Тоскливое чувство свершающейся близкой беды защемило сердце.
— Страшно… — зябко повела плечами Иринка.
Крутов осторожно обнял ее и прижал к себе, боязливую, притихшую.
— Ну чего ты, чудачка? Затушат — и все. Ты знаешь…
— Говори, — видя, что он замялся, подстегнула Иринка. — Ну? Мне не так будет боязно…
— Знаешь, я давно хотел тебе сказать… ты мне нравишься. Я люблю тебя, Иринка. Слышишь?
Она молчала, уткнувшись лицом ему в грудь.
— Ну что же ты? — допытывался Крутов. Теперь, когда самое главное и трудное сказано, ему хотелось говорить, говорить и слышать ее ответные слова. Ведь это не игра, когда один говорит другому «люблю». От того, насколько серьезно к этому отнесутся, зависит вся дальнейшая жизнь людей, вступающих в добровольный союз. Любят друг друга, и жизнь у них становится целеустремленной, содержательной, — такой, что и окружающим становится от этого теплее. — То, что я сказал, это всерьез, навсегда. Ты меня поняла, Иринка?
— Ну что — «Иринка, Иринка»? Что?..
— Скажи, а ты меня, вот такого, в серой шинели, с этими обмотками?.. Еще год — и я сброшу их навсегда. Ты мне веришь, станешь ждать?..
— Ах, я ничего-ничегошеньки не знаю. Папка говорит, что я совсем-совсем еще глупая девчонка. Наверное, это так и есть… — Она стиснула ему руку. — И потом он еще говорит, что, наверное, будет война…
— Что ты! О какой войне может быть речь? С Германией у нас договор, Англии не до нас…
— Молчи. Я все равно ничего в этом не понимаю. У нас в школе недавно был лектор, он говорил то же самое, а папка этому не верит, и я не знаю, кого слушать. — Она вздохнула: — Наверное, очень плохо, когда не имеешь своего мнения?
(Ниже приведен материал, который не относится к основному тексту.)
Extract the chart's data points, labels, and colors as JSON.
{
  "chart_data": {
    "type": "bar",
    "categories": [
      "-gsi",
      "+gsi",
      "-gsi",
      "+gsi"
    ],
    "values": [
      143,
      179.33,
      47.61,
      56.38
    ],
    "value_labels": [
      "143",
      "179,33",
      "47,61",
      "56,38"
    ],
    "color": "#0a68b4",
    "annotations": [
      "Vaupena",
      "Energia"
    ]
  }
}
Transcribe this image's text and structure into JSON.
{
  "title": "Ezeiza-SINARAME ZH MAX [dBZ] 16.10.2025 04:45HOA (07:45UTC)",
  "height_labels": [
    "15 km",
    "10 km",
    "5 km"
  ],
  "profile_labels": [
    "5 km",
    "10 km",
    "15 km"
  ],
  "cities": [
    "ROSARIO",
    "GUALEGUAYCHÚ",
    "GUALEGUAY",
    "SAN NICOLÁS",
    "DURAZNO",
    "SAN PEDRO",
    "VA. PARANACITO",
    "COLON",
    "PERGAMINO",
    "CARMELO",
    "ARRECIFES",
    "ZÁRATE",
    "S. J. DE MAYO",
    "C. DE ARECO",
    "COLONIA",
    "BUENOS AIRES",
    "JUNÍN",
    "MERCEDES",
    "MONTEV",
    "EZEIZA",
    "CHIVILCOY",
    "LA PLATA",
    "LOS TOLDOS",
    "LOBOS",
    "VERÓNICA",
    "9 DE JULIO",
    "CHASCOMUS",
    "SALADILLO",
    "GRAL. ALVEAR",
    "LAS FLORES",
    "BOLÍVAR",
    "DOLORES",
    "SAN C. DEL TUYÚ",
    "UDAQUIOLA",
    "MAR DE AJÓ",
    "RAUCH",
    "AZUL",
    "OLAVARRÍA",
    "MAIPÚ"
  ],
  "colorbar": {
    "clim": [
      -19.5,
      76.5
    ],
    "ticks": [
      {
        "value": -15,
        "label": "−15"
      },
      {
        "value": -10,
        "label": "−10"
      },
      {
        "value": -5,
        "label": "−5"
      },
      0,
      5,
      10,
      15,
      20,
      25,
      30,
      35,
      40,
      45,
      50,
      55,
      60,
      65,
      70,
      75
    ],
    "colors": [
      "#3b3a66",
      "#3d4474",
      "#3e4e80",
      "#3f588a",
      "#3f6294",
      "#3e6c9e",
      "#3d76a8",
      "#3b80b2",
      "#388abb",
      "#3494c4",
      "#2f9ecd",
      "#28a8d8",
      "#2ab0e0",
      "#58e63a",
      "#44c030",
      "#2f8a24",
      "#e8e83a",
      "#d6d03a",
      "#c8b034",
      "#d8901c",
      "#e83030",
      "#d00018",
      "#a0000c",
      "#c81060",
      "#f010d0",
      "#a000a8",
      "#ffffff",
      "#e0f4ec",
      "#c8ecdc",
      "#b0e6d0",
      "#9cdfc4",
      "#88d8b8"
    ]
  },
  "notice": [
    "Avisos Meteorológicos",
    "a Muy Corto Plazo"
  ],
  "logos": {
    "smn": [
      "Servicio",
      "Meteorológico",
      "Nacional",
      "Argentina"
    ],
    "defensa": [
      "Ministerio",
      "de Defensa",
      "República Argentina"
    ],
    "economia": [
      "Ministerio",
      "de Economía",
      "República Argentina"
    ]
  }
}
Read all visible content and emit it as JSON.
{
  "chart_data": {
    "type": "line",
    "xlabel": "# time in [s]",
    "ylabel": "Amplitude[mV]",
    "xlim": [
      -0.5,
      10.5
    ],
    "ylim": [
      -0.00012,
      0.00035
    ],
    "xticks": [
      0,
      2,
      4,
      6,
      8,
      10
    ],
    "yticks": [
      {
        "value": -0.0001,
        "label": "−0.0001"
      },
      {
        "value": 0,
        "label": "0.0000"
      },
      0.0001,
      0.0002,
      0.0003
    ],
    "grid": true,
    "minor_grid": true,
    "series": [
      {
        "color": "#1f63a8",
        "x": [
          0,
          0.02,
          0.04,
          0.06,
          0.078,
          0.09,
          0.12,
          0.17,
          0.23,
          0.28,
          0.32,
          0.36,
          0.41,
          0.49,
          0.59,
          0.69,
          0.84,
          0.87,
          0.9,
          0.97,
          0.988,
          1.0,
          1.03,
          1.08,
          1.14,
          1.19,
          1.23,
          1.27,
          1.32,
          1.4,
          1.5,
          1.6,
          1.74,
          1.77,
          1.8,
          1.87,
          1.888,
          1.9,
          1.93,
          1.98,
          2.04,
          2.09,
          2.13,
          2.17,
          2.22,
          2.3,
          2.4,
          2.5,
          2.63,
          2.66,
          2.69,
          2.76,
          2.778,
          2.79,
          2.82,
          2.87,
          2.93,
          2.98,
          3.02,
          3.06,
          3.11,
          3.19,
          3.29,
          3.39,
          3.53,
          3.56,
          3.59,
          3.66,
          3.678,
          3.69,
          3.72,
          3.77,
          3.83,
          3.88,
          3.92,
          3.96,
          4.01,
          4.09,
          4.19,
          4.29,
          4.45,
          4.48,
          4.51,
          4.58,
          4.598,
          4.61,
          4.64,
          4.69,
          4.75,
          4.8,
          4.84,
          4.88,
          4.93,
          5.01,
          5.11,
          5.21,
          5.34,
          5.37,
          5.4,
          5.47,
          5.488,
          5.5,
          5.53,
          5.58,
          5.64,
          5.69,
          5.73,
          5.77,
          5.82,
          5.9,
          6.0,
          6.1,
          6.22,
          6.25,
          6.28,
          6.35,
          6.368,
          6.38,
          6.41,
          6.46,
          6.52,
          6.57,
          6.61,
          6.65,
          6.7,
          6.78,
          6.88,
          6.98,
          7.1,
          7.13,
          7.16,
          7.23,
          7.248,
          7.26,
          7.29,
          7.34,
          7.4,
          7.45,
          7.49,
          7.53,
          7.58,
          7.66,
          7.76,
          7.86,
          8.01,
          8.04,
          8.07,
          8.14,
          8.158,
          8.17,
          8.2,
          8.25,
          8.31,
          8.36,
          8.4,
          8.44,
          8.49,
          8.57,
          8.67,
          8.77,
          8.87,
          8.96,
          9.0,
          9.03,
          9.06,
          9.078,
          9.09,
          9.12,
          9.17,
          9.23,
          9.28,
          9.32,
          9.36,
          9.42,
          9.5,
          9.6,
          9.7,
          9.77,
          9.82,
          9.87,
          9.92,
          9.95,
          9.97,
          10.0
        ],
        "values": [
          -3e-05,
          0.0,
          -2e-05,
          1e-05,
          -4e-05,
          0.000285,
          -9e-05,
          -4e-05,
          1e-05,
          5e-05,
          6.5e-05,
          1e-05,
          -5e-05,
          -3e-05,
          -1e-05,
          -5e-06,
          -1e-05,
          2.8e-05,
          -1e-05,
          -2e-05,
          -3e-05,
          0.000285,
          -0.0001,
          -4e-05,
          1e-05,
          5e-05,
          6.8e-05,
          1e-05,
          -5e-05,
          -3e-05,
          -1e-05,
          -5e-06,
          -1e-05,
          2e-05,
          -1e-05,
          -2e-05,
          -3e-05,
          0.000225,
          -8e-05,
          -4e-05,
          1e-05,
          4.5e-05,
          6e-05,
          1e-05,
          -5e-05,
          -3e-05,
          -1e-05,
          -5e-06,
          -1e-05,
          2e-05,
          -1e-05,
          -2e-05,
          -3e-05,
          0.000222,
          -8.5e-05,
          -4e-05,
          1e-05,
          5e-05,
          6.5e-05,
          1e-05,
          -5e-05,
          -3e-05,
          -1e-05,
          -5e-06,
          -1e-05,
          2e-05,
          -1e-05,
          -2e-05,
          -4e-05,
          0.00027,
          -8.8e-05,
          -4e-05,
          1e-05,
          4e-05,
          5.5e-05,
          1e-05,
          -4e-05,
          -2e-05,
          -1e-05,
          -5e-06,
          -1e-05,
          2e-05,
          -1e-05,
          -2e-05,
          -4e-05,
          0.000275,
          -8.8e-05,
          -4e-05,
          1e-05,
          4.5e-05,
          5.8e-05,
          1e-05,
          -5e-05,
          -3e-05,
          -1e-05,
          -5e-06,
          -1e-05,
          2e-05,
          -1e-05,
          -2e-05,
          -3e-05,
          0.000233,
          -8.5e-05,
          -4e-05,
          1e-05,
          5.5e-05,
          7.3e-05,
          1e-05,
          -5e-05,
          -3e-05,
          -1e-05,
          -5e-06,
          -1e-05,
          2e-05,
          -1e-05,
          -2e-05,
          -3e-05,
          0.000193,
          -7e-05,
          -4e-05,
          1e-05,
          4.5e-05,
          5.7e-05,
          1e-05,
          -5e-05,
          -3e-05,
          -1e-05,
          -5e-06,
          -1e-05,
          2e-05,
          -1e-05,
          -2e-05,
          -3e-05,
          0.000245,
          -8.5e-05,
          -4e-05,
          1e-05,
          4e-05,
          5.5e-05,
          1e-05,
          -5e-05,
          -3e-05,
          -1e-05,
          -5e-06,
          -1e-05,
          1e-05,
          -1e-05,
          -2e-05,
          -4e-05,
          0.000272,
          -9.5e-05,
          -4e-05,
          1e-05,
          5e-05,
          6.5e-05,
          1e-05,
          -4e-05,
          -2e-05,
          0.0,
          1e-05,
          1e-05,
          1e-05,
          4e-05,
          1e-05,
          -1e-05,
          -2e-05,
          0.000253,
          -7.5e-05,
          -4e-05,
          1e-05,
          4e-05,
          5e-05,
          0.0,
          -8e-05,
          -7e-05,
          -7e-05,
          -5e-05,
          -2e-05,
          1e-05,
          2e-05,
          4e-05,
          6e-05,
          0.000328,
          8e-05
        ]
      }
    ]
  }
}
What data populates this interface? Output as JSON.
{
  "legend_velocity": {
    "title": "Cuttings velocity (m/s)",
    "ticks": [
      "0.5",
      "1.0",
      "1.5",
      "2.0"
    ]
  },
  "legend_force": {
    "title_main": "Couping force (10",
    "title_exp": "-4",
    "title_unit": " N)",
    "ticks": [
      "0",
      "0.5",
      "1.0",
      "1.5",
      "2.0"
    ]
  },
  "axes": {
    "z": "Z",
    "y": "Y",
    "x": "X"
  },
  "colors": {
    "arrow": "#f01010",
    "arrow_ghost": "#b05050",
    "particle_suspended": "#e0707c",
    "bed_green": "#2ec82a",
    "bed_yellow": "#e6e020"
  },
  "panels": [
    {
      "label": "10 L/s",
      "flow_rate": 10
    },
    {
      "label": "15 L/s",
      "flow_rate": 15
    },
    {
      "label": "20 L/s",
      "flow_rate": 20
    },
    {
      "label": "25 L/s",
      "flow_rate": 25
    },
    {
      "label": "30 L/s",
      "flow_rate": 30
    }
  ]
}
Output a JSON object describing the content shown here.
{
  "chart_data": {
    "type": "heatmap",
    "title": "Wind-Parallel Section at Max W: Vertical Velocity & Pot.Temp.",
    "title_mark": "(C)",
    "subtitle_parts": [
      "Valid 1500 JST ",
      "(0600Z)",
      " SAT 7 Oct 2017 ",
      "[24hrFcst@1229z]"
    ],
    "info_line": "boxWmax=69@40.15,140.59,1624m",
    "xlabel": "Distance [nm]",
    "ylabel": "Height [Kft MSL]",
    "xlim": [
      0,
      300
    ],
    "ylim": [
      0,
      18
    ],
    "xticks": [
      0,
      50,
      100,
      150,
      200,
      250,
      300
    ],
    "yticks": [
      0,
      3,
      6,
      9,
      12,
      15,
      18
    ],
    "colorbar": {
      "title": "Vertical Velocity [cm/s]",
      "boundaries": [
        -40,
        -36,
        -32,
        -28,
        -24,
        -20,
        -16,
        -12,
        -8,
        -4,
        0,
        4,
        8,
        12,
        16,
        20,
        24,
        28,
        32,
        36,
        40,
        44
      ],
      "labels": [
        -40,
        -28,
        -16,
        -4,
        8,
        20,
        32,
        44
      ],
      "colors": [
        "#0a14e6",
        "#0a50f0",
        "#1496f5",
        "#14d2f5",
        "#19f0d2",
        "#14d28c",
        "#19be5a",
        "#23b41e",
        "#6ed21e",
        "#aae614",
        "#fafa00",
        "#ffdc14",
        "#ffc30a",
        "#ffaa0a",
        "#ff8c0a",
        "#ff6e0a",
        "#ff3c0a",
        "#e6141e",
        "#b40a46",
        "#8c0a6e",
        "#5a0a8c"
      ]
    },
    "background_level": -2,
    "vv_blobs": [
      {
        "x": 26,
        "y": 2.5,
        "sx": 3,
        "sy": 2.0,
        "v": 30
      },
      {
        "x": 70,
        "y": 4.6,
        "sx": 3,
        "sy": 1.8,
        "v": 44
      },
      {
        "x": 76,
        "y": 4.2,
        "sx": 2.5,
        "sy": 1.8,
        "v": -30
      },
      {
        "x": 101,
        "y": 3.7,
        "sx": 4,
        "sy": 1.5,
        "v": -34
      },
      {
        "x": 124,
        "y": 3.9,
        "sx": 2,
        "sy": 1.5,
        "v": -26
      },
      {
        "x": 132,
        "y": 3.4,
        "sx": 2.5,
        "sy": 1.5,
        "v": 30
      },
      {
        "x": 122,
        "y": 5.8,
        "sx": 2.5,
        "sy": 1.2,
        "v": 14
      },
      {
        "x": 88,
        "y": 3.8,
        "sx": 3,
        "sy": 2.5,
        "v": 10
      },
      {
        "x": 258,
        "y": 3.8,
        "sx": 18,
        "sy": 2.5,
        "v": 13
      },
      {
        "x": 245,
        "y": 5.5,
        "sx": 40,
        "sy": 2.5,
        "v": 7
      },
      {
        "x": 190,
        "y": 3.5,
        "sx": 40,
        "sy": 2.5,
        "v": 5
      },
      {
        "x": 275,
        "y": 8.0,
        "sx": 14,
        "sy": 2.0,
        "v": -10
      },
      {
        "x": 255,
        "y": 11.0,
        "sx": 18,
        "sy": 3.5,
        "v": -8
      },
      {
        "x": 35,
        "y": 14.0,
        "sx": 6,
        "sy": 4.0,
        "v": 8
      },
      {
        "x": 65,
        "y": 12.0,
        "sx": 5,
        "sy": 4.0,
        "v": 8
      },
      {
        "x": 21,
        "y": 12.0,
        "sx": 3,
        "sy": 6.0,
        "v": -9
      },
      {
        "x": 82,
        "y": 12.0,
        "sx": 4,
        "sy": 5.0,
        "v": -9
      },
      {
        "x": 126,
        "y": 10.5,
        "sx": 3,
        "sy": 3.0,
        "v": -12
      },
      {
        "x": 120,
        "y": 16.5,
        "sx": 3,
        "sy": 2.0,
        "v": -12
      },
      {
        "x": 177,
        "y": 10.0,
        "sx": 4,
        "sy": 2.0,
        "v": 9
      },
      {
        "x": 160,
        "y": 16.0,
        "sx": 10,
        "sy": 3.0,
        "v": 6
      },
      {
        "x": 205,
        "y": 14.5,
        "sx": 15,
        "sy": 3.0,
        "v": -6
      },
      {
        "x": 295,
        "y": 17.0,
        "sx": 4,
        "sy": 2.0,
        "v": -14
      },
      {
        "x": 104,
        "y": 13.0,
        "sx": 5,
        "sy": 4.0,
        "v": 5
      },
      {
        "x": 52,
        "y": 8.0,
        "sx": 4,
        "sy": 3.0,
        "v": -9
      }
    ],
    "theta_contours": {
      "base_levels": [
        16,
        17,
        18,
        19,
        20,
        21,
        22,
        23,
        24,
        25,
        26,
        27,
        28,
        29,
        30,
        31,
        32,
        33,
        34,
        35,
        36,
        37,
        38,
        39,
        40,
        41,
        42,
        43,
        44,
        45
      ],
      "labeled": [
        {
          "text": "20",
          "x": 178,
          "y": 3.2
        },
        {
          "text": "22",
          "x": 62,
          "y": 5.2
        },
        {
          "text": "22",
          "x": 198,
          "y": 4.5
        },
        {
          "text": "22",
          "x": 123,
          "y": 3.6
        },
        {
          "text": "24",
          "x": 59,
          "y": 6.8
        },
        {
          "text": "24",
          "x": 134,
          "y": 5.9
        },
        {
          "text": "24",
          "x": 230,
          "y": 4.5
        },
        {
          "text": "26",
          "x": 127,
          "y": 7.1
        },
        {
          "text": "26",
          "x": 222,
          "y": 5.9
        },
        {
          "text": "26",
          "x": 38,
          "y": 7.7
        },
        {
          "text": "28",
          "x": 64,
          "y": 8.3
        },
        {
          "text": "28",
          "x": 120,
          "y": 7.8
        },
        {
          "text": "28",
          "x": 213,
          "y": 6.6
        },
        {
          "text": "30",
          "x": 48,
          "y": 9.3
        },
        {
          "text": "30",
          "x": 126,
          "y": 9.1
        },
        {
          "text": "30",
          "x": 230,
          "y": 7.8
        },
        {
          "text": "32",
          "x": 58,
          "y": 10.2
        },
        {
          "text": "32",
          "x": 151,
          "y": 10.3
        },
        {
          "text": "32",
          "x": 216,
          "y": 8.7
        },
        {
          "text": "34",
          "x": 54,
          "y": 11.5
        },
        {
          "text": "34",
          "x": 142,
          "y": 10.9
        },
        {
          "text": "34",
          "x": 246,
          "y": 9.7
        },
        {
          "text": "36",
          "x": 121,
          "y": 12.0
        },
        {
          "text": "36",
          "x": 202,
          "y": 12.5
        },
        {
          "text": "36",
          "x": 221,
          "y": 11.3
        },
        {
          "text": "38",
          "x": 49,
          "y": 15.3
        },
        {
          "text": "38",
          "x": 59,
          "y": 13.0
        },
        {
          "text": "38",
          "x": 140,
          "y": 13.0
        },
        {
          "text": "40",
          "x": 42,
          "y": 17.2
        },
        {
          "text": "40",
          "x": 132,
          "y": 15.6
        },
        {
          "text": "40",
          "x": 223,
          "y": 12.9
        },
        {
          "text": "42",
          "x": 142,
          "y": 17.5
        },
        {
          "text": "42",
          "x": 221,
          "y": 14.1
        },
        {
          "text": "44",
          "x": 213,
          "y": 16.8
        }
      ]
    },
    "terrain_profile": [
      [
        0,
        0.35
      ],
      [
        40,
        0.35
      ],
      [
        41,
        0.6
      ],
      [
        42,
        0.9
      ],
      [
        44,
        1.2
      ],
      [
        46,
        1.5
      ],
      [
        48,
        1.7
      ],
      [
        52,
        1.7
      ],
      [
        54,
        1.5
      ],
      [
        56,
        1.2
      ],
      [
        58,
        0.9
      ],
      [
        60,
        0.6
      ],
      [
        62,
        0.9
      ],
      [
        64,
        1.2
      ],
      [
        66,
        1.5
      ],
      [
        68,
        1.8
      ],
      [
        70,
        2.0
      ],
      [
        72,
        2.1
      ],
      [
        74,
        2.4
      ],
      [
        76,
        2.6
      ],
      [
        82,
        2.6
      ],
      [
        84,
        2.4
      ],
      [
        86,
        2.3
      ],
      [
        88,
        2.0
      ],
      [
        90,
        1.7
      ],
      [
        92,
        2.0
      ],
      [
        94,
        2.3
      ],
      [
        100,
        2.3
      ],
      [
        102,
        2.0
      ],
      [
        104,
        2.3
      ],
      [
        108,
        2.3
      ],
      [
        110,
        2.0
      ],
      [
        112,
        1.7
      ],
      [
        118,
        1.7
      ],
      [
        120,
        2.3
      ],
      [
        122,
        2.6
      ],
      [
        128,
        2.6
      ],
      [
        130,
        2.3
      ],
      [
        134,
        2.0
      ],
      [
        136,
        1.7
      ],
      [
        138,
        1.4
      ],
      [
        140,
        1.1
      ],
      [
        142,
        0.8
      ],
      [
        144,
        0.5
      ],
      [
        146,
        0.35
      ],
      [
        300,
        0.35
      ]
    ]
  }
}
Да?
— Чтобы иметь свое мнение, надо много знать. А что мы знаем?.. Но какое это имеет для нас значение? Ты скажи…
— Погоди, — она схватила его за руку. — Ты слышишь, как поет счастье?
Крутов глянул в ее лицо. Оно было серьезно, только глаза сияли, и по щекам пролегли мокрые дорожки к уголкам губ. Он понял значение этих скупых слез, сердце его дрогнуло: какого еще другого ответа он от нее добивается? Зачем слова? Почему мы так много говорим, когда молчание порой куда красноречивее? Он прислушался, и ему показалось, что и в самом деле вместо хаоса звуков, властвующих над миром, вокруг звучит какая-то стройная мелодия. Или это только для них? Нет. Прислушайся. Нежная, еле уловимая, она доносится, как комариный писк за тонкой бязью палатки, как звонкая, но робкая весенняя капель под снегом, еще укрывающим землю, как лесная чуткая тишина, вызывающая звон в ушах, похожий на перекличку птиц.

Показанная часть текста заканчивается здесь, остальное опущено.